The moment arrived for me to signal the doctor to turn off the respirator, the machine that kept Tom’s lungs breathing and the one that could produce an involuntary gasp. There was no gasp. Only silence. After that, each of the other machines were turned off one by one, and my husband was officially pronounced dead.
The shock of his death at the young age of fifty-five was felt by so many people—business friends, associates, acquaintances, and close friends and family. The requisite religious ceremonies of wake and funeral were planned to take place in Chicago, where we used to live and where Tom had worked all his life, as well as at our new place of residence. The small decisions of what readings to use, what songs should be sung, and other details for the memorial services allowed me a focus that included Tom and motivated me to keep going.
There was no preparation for how to grieve, or any awareness of the stages of grief.
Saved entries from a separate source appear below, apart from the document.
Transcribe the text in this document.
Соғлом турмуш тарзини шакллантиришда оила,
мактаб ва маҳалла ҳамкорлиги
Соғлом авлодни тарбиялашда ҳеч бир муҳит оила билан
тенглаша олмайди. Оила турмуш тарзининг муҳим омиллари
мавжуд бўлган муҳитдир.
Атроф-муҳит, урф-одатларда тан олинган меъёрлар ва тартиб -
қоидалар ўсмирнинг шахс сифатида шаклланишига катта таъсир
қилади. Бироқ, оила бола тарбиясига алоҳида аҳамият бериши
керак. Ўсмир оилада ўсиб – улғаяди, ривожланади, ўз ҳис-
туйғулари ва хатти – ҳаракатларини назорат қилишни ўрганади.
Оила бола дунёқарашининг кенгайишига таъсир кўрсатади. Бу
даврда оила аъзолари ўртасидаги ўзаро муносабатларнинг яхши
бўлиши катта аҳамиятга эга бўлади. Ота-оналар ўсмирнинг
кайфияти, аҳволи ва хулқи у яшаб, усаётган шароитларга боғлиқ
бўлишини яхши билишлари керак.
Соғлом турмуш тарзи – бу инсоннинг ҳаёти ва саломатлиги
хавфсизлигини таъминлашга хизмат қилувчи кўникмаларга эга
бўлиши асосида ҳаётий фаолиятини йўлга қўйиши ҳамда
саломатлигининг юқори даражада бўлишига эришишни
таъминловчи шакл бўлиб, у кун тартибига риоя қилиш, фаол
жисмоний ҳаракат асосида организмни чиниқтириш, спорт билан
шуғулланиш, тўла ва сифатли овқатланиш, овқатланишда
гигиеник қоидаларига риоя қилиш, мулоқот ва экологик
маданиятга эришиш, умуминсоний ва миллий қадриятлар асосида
My sole example of a woman in grief was the internationally televised procession and funeral of our President John F. Kennedy. I doubt anyone who viewed that will ever forget the strength and presence of Jacqueline Kennedy during those hours. That one example was my blueprint for how to conduct myself through the following days and weeks; my ideal image was a woman standing tall, being strong for everyone else, keeping a stiff upper lip, keeping her chin up, and crying only in private.
The ceremonies were completed. Everyone else—relatives, friends, and acquaintances—went back to their normal lives. I felt my life would never be “normal” again. My best friend, my lover, my mentor, my confidante was gone. All that I had been was contingent on the fact that I was Tom’s wife. Who was I without him? I knew my name was the same, but my identification no longer had any basis.